Need for developing case definitions and guidelines for data collection, analysis, and presentation for small for gestational age (SGA) as an adverse event following maternal immunisation
Small for gestational age (SGA) fetuses or newborns are those smaller in size than normal for their gestational age, most commonly defined as a weight below the 10th percentile for the gestational age. This classification was originally developed by a 1995 World Health Organization (WHO) expert committee, and the definition is based on a birthweight-for-gestational-age measure compared to a gender-specific reference population [1], [2].
Successful pregnancy, including optimal growth of the fetus, relies on a careful balance between immune tolerance and suppression. Several mechanisms work together to protect the fetus from rejection [3]. During normal placentation, several changes occur, including differentiation of the endometrium to decidua, development of the fetal placental trophoplast to invade the decidua, migration and differentiation of trophoblast, and remodeling of the uterine arteries [4]. Current evidence suggests that the placenta creates a micro-environment that controls immune cell differentiation at the implantation site and trophoblastic cell-induced differentiation of the immune cells into a phenotype beneficial for the trophoblast [5]. Mor and Cardenas categorized pregnancy into three different immunological stages [6]. The first pro-inflammatory phase, occurring during the first trimester, includes implantation and placentation. It is associated with increased levels of interleukin (IL)-8, macrophage chemo-attractor protein 1 (MCP-1), and activated T cells. The second anti-inflammatory phase, occurring during mid-pregnancy, is a unique period of fetal growth and development. It is characterized by predominant anti-inflammatory cytokines (IL-4, IL10 and IL-13). The third pro-inflammatory phase is similar to the first phase, and it is a preparatory stage for delivery [3]. Furthermore, different Pattern Recognition Receptors (PRRs), including Toll-like receptors and Nod-like receptors, and the innate immune system play a vital role in this process.
Dysfunction of the maternal innate immune response may predispose to placentally mediated diseases such as pre-eclampsia (PET), fetal growth restriction (FGR), placental abruption, and intrauterine fetal death. The complement system can affect angiogenesis-related endothelial cell function. It can indirectly, through macrophages, upregulate the anti-angiogenic soluble vascular endothelial growth factor receptor-1 (SFlt-1). In addition, SFlt-1 can combine with soluble endoglin (sEnd) to induce PET, FGR, and coagulation defects [7], [8], [9], [10].

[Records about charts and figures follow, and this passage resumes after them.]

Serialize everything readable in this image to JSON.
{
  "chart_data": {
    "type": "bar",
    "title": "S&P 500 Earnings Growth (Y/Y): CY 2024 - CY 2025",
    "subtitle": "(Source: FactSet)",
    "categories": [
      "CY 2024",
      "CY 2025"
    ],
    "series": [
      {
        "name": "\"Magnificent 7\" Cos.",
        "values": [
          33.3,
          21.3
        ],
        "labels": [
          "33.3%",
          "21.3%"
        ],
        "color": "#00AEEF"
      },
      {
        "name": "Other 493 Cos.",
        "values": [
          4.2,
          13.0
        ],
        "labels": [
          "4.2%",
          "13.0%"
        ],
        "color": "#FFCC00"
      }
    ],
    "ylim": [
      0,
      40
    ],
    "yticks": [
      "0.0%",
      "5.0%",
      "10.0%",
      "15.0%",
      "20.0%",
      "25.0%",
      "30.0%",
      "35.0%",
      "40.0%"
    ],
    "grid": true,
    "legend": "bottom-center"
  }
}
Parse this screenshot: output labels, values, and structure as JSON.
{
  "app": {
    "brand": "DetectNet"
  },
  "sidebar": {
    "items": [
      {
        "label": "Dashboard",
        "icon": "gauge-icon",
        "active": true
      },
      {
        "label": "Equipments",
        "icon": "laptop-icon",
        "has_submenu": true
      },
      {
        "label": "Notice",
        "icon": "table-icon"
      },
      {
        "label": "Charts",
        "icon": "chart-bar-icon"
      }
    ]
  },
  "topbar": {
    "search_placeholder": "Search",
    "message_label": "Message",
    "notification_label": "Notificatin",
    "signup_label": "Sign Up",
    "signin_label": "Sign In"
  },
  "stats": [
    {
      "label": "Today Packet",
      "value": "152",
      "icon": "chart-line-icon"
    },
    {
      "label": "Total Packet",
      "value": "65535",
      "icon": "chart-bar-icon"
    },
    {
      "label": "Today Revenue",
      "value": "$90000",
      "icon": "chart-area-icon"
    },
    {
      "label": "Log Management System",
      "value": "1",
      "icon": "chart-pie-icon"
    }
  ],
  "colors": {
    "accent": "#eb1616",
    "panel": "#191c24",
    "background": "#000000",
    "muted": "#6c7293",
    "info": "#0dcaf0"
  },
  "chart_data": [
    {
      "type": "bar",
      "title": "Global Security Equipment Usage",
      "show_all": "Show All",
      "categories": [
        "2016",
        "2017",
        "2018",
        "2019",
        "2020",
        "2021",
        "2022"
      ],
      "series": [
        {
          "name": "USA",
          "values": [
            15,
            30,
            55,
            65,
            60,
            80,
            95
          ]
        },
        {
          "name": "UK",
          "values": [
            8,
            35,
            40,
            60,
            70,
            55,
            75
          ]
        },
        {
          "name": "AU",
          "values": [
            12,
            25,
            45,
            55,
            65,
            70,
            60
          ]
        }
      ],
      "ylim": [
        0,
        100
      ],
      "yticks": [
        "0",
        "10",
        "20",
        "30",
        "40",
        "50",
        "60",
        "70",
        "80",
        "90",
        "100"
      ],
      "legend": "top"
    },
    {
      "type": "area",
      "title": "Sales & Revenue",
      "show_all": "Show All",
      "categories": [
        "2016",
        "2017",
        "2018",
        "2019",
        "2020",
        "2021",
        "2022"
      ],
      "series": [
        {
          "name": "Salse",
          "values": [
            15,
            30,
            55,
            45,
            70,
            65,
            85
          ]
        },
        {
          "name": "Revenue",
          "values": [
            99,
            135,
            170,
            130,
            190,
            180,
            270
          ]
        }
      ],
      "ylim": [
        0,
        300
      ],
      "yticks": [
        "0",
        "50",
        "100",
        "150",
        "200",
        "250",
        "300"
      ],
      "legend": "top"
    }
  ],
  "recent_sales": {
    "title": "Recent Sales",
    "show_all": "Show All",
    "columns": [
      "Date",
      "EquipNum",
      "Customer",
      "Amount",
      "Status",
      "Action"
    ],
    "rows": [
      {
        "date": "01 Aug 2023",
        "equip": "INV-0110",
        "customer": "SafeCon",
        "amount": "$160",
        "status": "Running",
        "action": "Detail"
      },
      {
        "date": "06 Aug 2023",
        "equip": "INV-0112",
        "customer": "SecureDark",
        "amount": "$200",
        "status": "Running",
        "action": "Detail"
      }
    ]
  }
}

Traditionally, the causes for “pathological” growth restriction are subdivided into fetal, placental and maternal. Genetic and chromosomal disorders, fetal malformation, infection (e.g. rubella or cytomegalovirus), and toxic substances (e.g. alcohol, cocaine, or smoking) can contribute to FGR. Maternal diseases such as anemia and malnutrition may also affect fetal growth. However, classical utero-placental dysfunction accounts for the vast majority of cases of “placental” FGR, as well as to a variety of conditions such as pre-eclampsia and placental abruption [11]. The Brighton Collaboration fetal growth restriction manuscript addresses the impact of obstetric conditions on fetal growth restriction more fully [12].
Congenital infections by Toxoplasma gondii, rubella, cytomegalovirus, herpes simplex virus (HSV), varicella-zoster virus, Treponema, and HIV contribute to 5–10% of fetal growth restriction [13], [14]. Several investigators believe that congenital infection could be associated with a spectrum of disease, and it could be quite variable, ranging from severe clinical manifestations to mild disease only presenting with a small for gestational age fetus. Many clinicians think that TORCH screens should be performed on every SGA newborn infant [15], [16], [17].
Placental malaria is a major cause of fetal growth restriction. In a case-control study of 492 pregnant Malawian women, a significant increase of placental complement C5a levels was associated with an increased risk of delivering a small-for-gestational-age infant [18]. C5a was significantly increased in placental malaria and was negatively correlated with the angiogenic factor angiopoietin-1 and positively correlated with angiopoietin-2, soluble endoglin, and vascular endothelial growth factor [18].
Maternal vaccination during pregnancy has emerged as a recommended public health approach to prevent maternal and childhood infections. All current maternal vaccines were initially designed for and tested in non-pregnant populations, but the diverse immune modulations during pregnancy may cause pregnant women to respond sub-optimally or differently compared with non-pregnant populations [19]. In addition, vaccine efficacy could be affected by other factors including the dose, route, and timing of the vaccination. Limited data exist on the effect of vaccinations in high-risk pregnancies. In spite of the success of several maternal vaccines, many gaps exist in our knowledge of this promising public health strategy and impact on fetal growth during pregnancy.